Nun erfolgt die Aussetzung der freiwilligen Aufnahmeprogramme für Afghanistan. Diese Programme vorzeitig zu beenden mag dem mehrheitsfähigen Willen der schwarz-roten Koalition entsprechen und damit demokratisch legitimiert sein. Angesichts der von deutscher Seite gemachten Versprechungen nach dem hastigen Abzug aus Afghanistan im Jahr 2021 ist die Art und Weise der Beendigung aber in jeder Hinsicht verantwortungslos. Rechtliche Verpflichtungen aus selbst erteilten Zusagen und gerichtliche Anordnungen wurden ignoriert, indem die Einreise der in Pakistan wartenden Menschen ausgesetzt und keine Visa mehr erteilt wurden um, so die offizielle Verlautbarung der Bundesregierung (hier Stand Ende Juli 2025), zu prüfen, wie die Beendigung der Programme umgesetzt wird.

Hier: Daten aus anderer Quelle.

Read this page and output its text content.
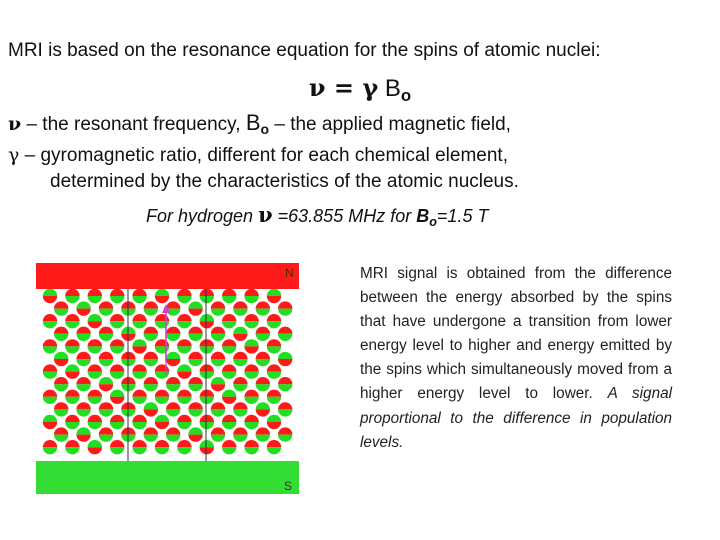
MRI is based on the resonance equation for the spins of atomic nuclei:
ν = γ $B_o$
ν – the resonant frequency, $B_o$ – the applied magnetic field,
γ – gyromagnetic ratio, different for each chemical element,
determined by the characteristics of the atomic nucleus.
For hydrogen ν =63.855 MHz for $B_o=1.5$ T
N
S
MRI signal is obtained from the difference between the energy absorbed by the spins that have undergone a transition from lower energy level to higher and energy emitted by the spins which simultaneously moved from a higher energy level to lower. A signal proportional to the difference in population levels.
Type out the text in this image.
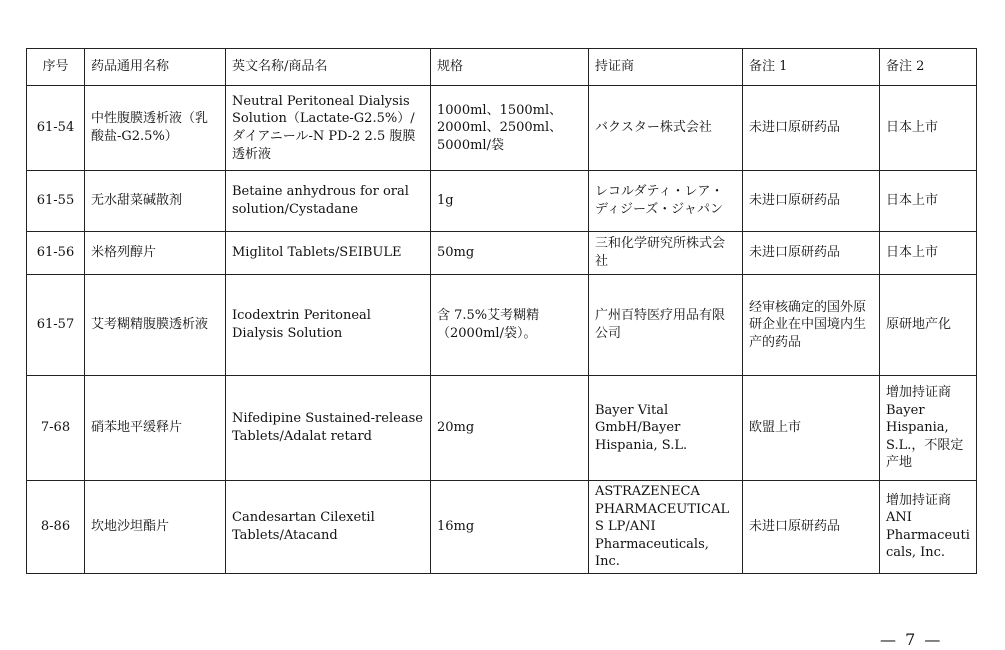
序号	药品通用名称	英文名称/商品名	规格	持证商	备注 1	备注 2
61-54	中性腹膜透析液（乳酸盐-G2.5%）	Neutral Peritoneal Dialysis Solution（Lactate-G2.5%）/ダイアニール-N PD-2 2.5 腹膜透析液	1000ml、1500ml、2000ml、2500ml、5000ml/袋	バクスター株式会社	未进口原研药品	日本上市
61-55	无水甜菜碱散剂	Betaine anhydrous for oral solution/Cystadane	1g	レコルダティ・レア・ディジーズ・ジャパン	未进口原研药品	日本上市
61-56	米格列醇片	Miglitol Tablets/SEIBULE	50mg	三和化学研究所株式会社	未进口原研药品	日本上市
61-57	艾考糊精腹膜透析液	Icodextrin Peritoneal Dialysis Solution	含 7.5%艾考糊精（2000ml/袋）。	广州百特医疗用品有限公司	经审核确定的国外原研企业在中国境内生产的药品	原研地产化
7-68	硝苯地平缓释片	Nifedipine Sustained-release Tablets/Adalat retard	20mg	Bayer Vital GmbH/Bayer Hispania, S.L.	欧盟上市	增加持证商 Bayer Hispania, S.L.，不限定产地
8-86	坎地沙坦酯片	Candesartan Cilexetil Tablets/Atacand	16mg	ASTRAZENECA PHARMACEUTICALS LP/ANI Pharmaceuticals, Inc.	未进口原研药品	增加持证商 ANI Pharmaceuticals, Inc.
— 7 —
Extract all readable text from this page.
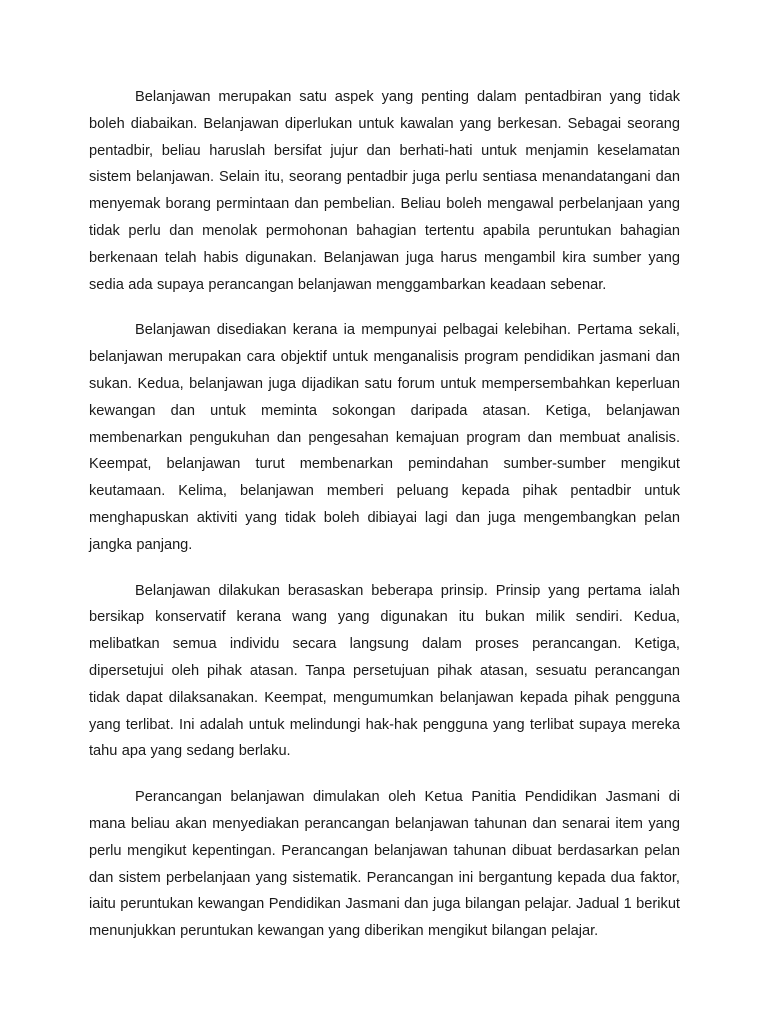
Belanjawan merupakan satu aspek yang penting dalam pentadbiran yang tidak boleh diabaikan. Belanjawan diperlukan untuk kawalan yang berkesan. Sebagai seorang pentadbir, beliau haruslah bersifat jujur dan berhati-hati untuk menjamin keselamatan sistem belanjawan. Selain itu, seorang pentadbir juga perlu sentiasa menandatangani dan menyemak borang permintaan dan pembelian. Beliau boleh mengawal perbelanjaan yang tidak perlu dan menolak permohonan bahagian tertentu apabila peruntukan bahagian berkenaan telah habis digunakan. Belanjawan juga harus mengambil kira sumber yang sedia ada supaya perancangan belanjawan menggambarkan keadaan sebenar.

Belanjawan disediakan kerana ia mempunyai pelbagai kelebihan. Pertama sekali, belanjawan merupakan cara objektif untuk menganalisis program pendidikan jasmani dan sukan. Kedua, belanjawan juga dijadikan satu forum untuk mempersembahkan keperluan kewangan dan untuk meminta sokongan daripada atasan. Ketiga, belanjawan membenarkan pengukuhan dan pengesahan kemajuan program dan membuat analisis. Keempat, belanjawan turut membenarkan pemindahan sumber-sumber mengikut keutamaan. Kelima, belanjawan memberi peluang kepada pihak pentadbir untuk menghapuskan aktiviti yang tidak boleh dibiayai lagi dan juga mengembangkan pelan jangka panjang.

Belanjawan dilakukan berasaskan beberapa prinsip. Prinsip yang pertama ialah bersikap konservatif kerana wang yang digunakan itu bukan milik sendiri. Kedua, melibatkan semua individu secara langsung dalam proses perancangan. Ketiga, dipersetujui oleh pihak atasan. Tanpa persetujuan pihak atasan, sesuatu perancangan tidak dapat dilaksanakan. Keempat, mengumumkan belanjawan kepada pihak pengguna yang terlibat. Ini adalah untuk melindungi hak-hak pengguna yang terlibat supaya mereka tahu apa yang sedang berlaku.

Perancangan belanjawan dimulakan oleh Ketua Panitia Pendidikan Jasmani di mana beliau akan menyediakan perancangan belanjawan tahunan dan senarai item yang perlu mengikut kepentingan. Perancangan belanjawan tahunan dibuat berdasarkan pelan dan sistem perbelanjaan yang sistematik. Perancangan ini bergantung kepada dua faktor, iaitu peruntukan kewangan Pendidikan Jasmani dan juga bilangan pelajar. Jadual 1 berikut menunjukkan peruntukan kewangan yang diberikan mengikut bilangan pelajar.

Aussicht auf ein Visum in angemessener Zeit besteht gegenwärtig nur für diejenigen, die es schaffen, von Pakistan aus am Berliner Verwaltungsgericht eine einstweilige Anordnung zu erwirken. Dabei müsste es für eine dem Rechtsstaat verpflichtete Regierung eine Selbstverständlichkeit sein (und das Mindeste an politischem Anstand), die Programme wenigstens regulär abzuschließen, also (freiwillig!) alles Erforderliche zu tun, um die bereits rechtsverbindlich erteilten Zusagen gegenüber den mehr als 2.000 in Pakistan aufhältigen Afghan*innen unverzüglich einlösen zu können. Stattdessen werden die Verfahren durch Untätigkeit verzögert und verschleppt. Kennzeichnend dafür ist etwa die Behauptung, dass alle Aufnahmezusagen stets unter dem Vorbehalt eines erfolgreichen Visumsverfahrens und etwaig sich im weiteren Verfahren ergebender Sicherheitsbedenken oder Erkenntnisse stünden und sich grundsätzlich „in jedem Stadium des Verfahrens Erkenntnisse ergeben (könnten), die zu einer Aufhebung der Aufnahmezusagen führen können“ (BT-Drs. 21/492 S. 4). Das OVG Berlin-Brandenburg hat demgegenüber bestätigt, was der Bundesregierung und ihren Behörden klar sein sollte: Bei den Aufnahmezusagen nach § 23 Abs. 2 AufenthG handelt es sich um verbindliche Verwaltungsakte, die lediglich unter einem Widerrufsvorbehalt stehen und sich keineswegs jederzeit wieder aus der Welt schaffen lassen. Von etwaigen Widerrufsvorbehalten Gebrauch zu machen, bedarf besonderer Gründe und eines gesonderten Verfahrens (Beschl. v. 26.08.2025, Az. 6 S 51/25).

Politische Appelle, Brandbriefe aus Afghanistan, gerichtliche Entscheidungen und Berichte über fortlaufende Festnahmen und Abschiebungen aus Pakistan vermögen nichts zu bewegen. Stattdessen wird berichtet (u.a. hier) von Fällen, in denen es wegen Nichtbefolgung gerichtlicher Anordnungen zu Zwangsgeldandrohungen kommen musste und das Auswärtige Amt, statt die Visa zu erteilen, sich hinter weiterem Prüfungsbedarf verschanzt und die Zusagen wieder aufhebt.

Dieses Gebaren erinnert an noch nicht lang zurückliegende Diskussionen über die Anwendung von Zwangsmitteln gegenüber Stadtverwaltungen und Landesregierungen, die sich weigerten, gegen sie ergangene verwaltungsgerichtliche Entscheidungen zu beachten und umzusetzen. Es bleibt zu hoffen, dass dies nicht – wie in den USA – einreißt und die gewählten Regierungen in Bund und Ländern der Verfassung und mit ihr der Bindung an Recht und Gesetz auch künftig Respekt zollen.